Quatrième tour électoral en Israël, J – 1

Chaque voix compte, chaque voix est entre nos mains: sortez et votez, ce n’est qu’ainsi que vous influencerez la réalité du pays…

Le quatrième tour des élections en deux ans trouve le public fatigué de la dégradation de la chaîne politique

  • A gauche, c’est l’effondrement, il y a un sentiment de désespoir, tandis qu’à droite il y a un mélange d’indifférence et d’arrogance.
  • A tout cela s’ajoute le fait que cette fois, il n’y a pas vraiment de « face à face ».

Non seulement «celui qui vote  influence», mais aussi «celui qui ne vote pas également influence, mais pour le pire». Quiconque entend demain (mardi) s’absenter des urnes, boycotter les élections; Quiconque a dit désespérément et croit que cela ne sert plus à rien, que « rien ne changera », que le cinquième tour est déjà à la porte, ou que sa voix est inutile parce que « la victoire est déjà dans la poche du Likoud et de Netanyahou » ‒ y réfléchira à deux fois. La grande disparition de l’élection est le taux de participation. Cette variable peut déterminer le sort de l’élection.

Les soldats votent sur place dans leurs affectations.

Le potentiel d’un faible taux de participation est particulièrement élevé cette fois-ci: le quatrième tour des élections en deux ans trouve le public fatigué de l’accident de parcours de toute la chaîne politique dans lequel il a été pris. Beaucoup ‒ de tous les camps ‒ se sont retrouvés avec des ordures, de la boue, des tournures et des mensonges que les partis, les militants et les candidats se jetaient les uns sur les autres.

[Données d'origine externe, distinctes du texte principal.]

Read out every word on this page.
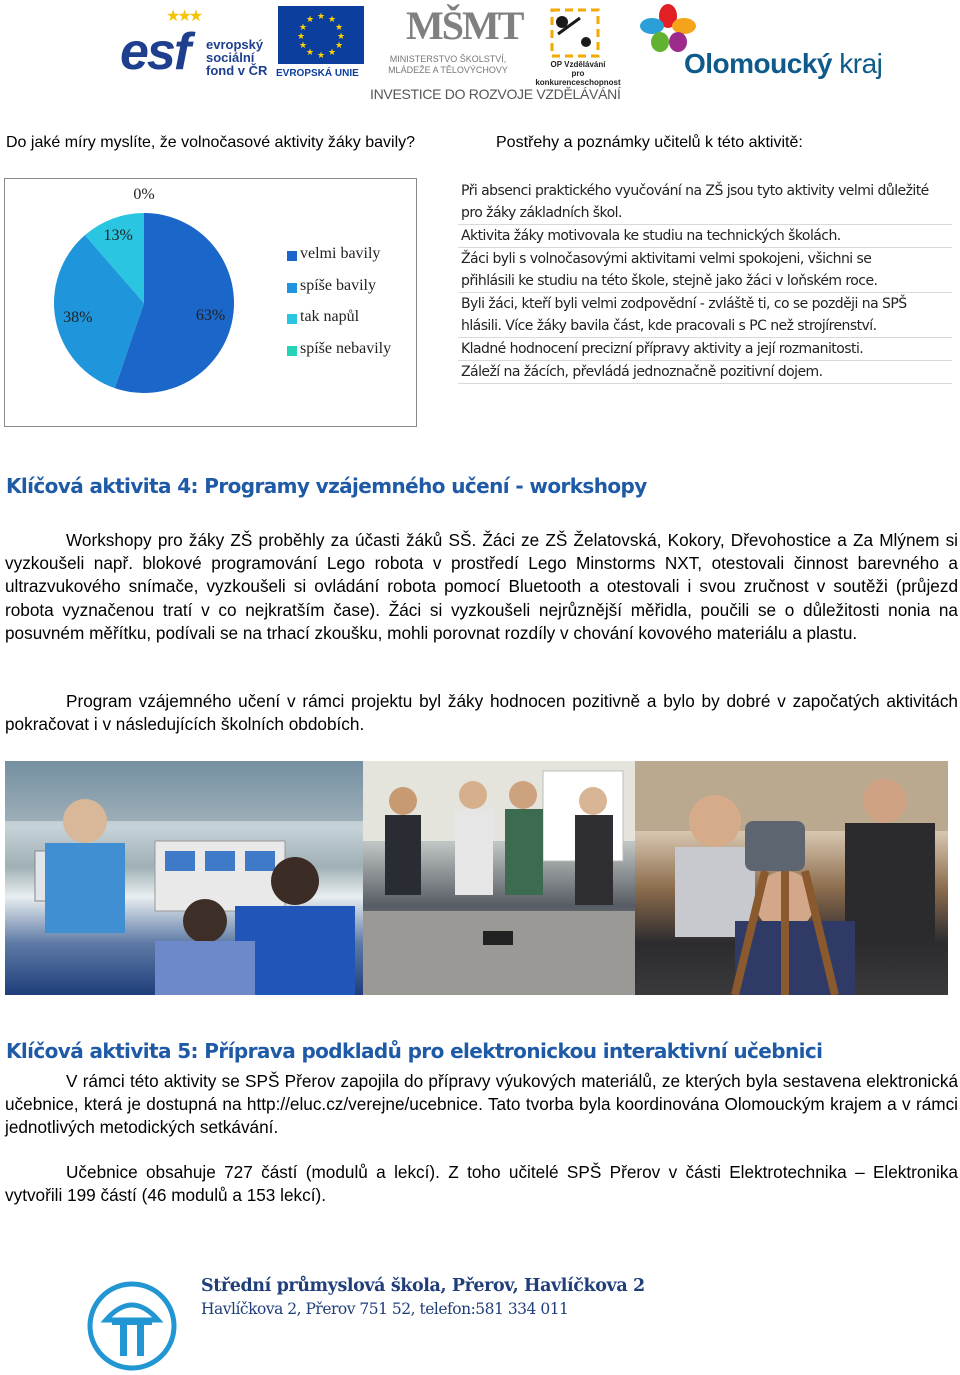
★★★
esf evropský
sociální
fond v ČR
★ ★
★
★
★
★
★
★
★
★
★
★
EVROPSKÁ UNIE
MŠMT
MINISTERSTVO ŠKOLSTVÍ,
MLÁDEŽE A TĚLOVÝCHOVY
OP Vzdělávání
pro konkurenceschopnost
Olomoucký kraj
INVESTICE DO ROZVOJE VZDĚLÁVÁNÍ
Do jaké míry myslíte, že volnočasové aktivity žáky bavily?	Postřehy a poznámky učitelů k této aktivitě:
63%
38%
13%
0%
velmi bavily
spíše bavily
tak napůl
spíše nebavily
Při absenci praktického vyučování na ZŠ jsou tyto aktivity velmi důležité
pro žáky základních škol.
Aktivita žáky motivovala ke studiu na technických školách.
Žáci byli s volnočasovými aktivitami velmi spokojeni, všichni se
přihlásili ke studiu na této škole, stejně jako žáci v loňském roce.
Byli žáci, kteří byli velmi zodpovědní - zvláště ti, co se později na SPŠ
hlásili. Více žáky bavila část, kde pracovali s PC než strojírenství.
Kladné hodnocení precizní přípravy aktivity a její rozmanitosti.
Záleží na žácích, převládá jednoznačně pozitivní dojem.
Klíčová aktivita 4: Programy vzájemného učení - workshopy

Workshopy pro žáky ZŠ proběhly za účasti žáků SŠ. Žáci ze ZŠ Želatovská, Kokory, Dřevohostice a Za Mlýnem si vyzkoušeli např. blokové programování Lego robota v prostředí Lego Minstorms NXT, otestovali činnost barevného a ultrazvukového snímače, vyzkoušeli si ovládání robota pomocí Bluetooth a otestovali i svou zručnost v soutěži (průjezd robota vyznačenou tratí v co nejkratším čase). Žáci si vyzkoušeli nejrůznější měřidla, poučili se o důležitosti nonia na posuvném měřítku, podívali se na trhací zkoušku, mohli porovnat rozdíly v chování kovového materiálu a plastu.

Program vzájemného učení v rámci projektu byl žáky hodnocen pozitivně a bylo by dobré v započatých aktivitách pokračovat i v následujících školních obdobích.

Klíčová aktivita 5: Příprava podkladů pro elektronickou interaktivní učebnici

V rámci této aktivity se SPŠ Přerov zapojila do přípravy výukových materiálů, ze kterých byla sestavena elektronická učebnice, která je dostupná na http://eluc.cz/verejne/ucebnice. Tato tvorba byla koordinována Olomouckým krajem a v rámci jednotlivých metodických setkávání.

Učebnice obsahuje 727 částí (modulů a lekcí). Z toho učitelé SPŠ Přerov v části Elektrotechnika – Elektronika vytvořili 199 částí (46 modulů a 153 lekcí).

Střední průmyslová škola, Přerov, Havlíčkova 2
Havlíčkova 2, Přerov 751 52, telefon:581 334 011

Les élections ont lieu trois jours avant Pessa’h

Il y a un sentiment de désespoir et de dépréciation à gauche du fait que tout paraît  bloqué et que les chances que Netanyahou soit évincé sont faibles. A droite, un dangereux mélange d’indifférence et d’arrogance a été créé qui pourrait «renverser» le Likoud dans «ses» villes. Aussi le fait qu’à la différence des tours précédents, cette fois, il ne s’agit pas d’un « face à face », cela nuit à la motivation à voter et contribue à l’apathie. Dans le public arabe également ‒ dans le contexte de la scission de «la liste commune unifiée» ‒ une baisse des taux de vote est attendue.

Même les confinés iront voter dans les isoloirs prévus à cet effet.

Les sondages prévoient une forte baisse du taux de participation de 65% au troisième tour, à moins de 57% demain. Même le public ultra-orthodoxe, qui se rend généralement aux urnes en masse, peut enregistrer un taux de participation relativement plus faible. En effet, les élections ont lieu trois jours avant Pessa’h, des jours généralement consacrés aux préparatifs de la nuit du Seder et de la fête.

Dans le secteur arabe le taux de participation devrait vraiment baisser, selon les têtes de liste de la liste commune.

À tout cela, il faut bien sûr attacher le corona. Les pays qui se sont rendus aux urnes pendant l’épidémie ont vu leur participation baisser de 14 à 7%. Nous avons un taux de morbidité en baisse et nous nous faisons vacciner et «revenons à la vie» (sic Netanyahou), mais on ne sait pas combien de personnes auront peur d’aller aux urnes, et combien de dizaines de milliers de personnes isolées et malades et des centaines de des milliers de chômeurs viendront effectivement voter.

Chaque voix affectera; mais aussi toute voix manquante affectera

Si la baisse des taux de vote est répartie proportionnellement entre tous les secteurs, l’impact de cette variable sur les résultats des élections sera faible. Mais si les faibles taux de vote ne caractérisent qu’un seul secteur, partisan ou parti, l’impact de cette variable, ici ou là, peut être significatif. Dans un tel cas, non seulement « chaque voix affectera »; aussi « toute voix manquante affectera ».

Venez aux urnes! Stimulez l’espoir! Prenez votre destin en main. Ne permettez aux autres d’aucun groupe ou parti de déterminer les résultats de l’élection a vos dépens. L’essence de la démocratie est la détermination du peuple. Nous avons oublié un peu, mais à l’origine, les élections ne sont pas une punition, mais un droit qui nous permet d’être partenaires pour façonner la réalité. La politique est en effet un lieu cynique, et souvent aussi pollué. Maintenons, du moins nous électeurs, un degré d’innocence et de foi que nous avons le pouvoir d’influencer.